Discuss: Embrace binary representation of ipfs/libp2p/ipld primitive like CID, Multiaddr, PeerId

Gozala commented 3 years ago

We've discussed this idea on various ephemeral channels before, but as @vasco-santos pointed out it would be a lot more useful to have this discussion in the issue.

Problem statement

We have bunch of user space primitives like CID, Multiaddr, PeerId and they all come with predicates like isCID and are basically wrapped Uint8Array with bunch of methods for common tasks.
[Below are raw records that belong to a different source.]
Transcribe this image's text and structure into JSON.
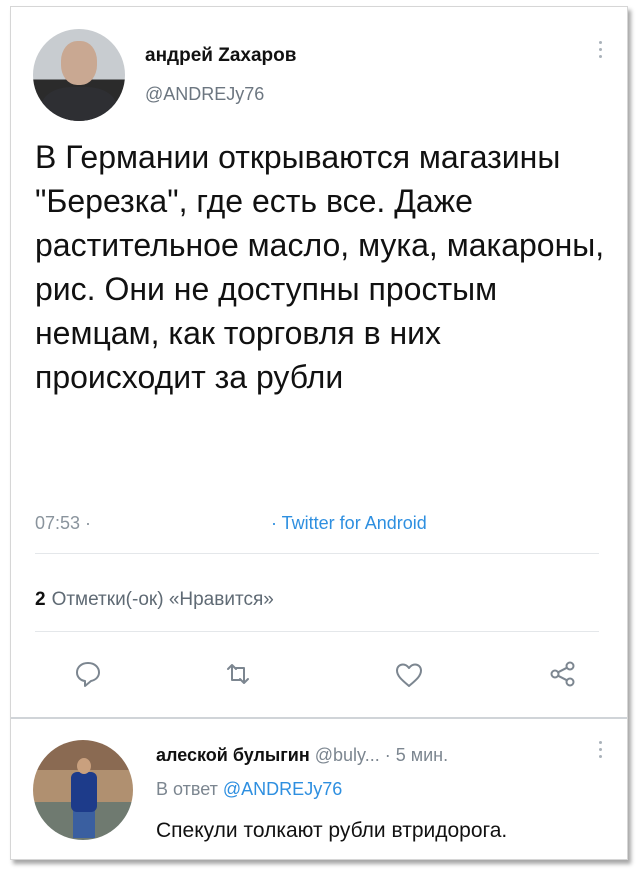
{
  "tweet": {
    "author_name": "андрей Zахаров",
    "author_handle": "@ANDREJy76",
    "text": "В Германии открываются магазины \"Березка\", где есть все. Даже растительное масло, мука, макароны, рис. Они не доступны простым немцам, как торговля в них происходит за рубли",
    "time": "07:53 ·",
    "source": "· Twitter for Android",
    "likes_count": "2",
    "likes_label": "Отметки(-ок) «Нравится»"
  },
  "actions": {
    "icons": [
      "reply-icon",
      "retweet-icon",
      "like-icon",
      "share-icon"
    ]
  },
  "reply": {
    "author_name": "алеской булыгин",
    "author_handle": "@buly...",
    "time": "· 5 мин.",
    "reply_to_prefix": "В ответ",
    "reply_to_handle": "@ANDREJy76",
    "text": "Спекули толкают рубли втридорога."
  },
  "colors": {
    "link": "#2e8fe0",
    "secondary_text": "#8a949d",
    "divider": "#e4e7ea"
  }
}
This approach has following properties

💔 Creating instance of such a primitive introduces dependency on the library.
💔 Moving things across threads requires encode/decode.
💚 Read API such as (toString, toV1, ...) does not introduce dependency.
💔 Type assertion is optimistic and utilized special symbols. There is also no obvious and fast way to distinguish between e.g. binary CID and Multiaddr.
💔Producer and consumer of the primitive need to agree on API version. That is producer may use older version of library that has not implemented a method that consumer expects to call because it assumes a newer version.

We address this for CIDs with CID.asCID(cid) which basically takes actual bytes and of CID and wraps it in a CID API that consumer expects to use.

Alternatives

An alternative approach could instead embrace binary representation of those primitives and provide an APIs to work with via corresponding libraries multiformats, peer-id, etc...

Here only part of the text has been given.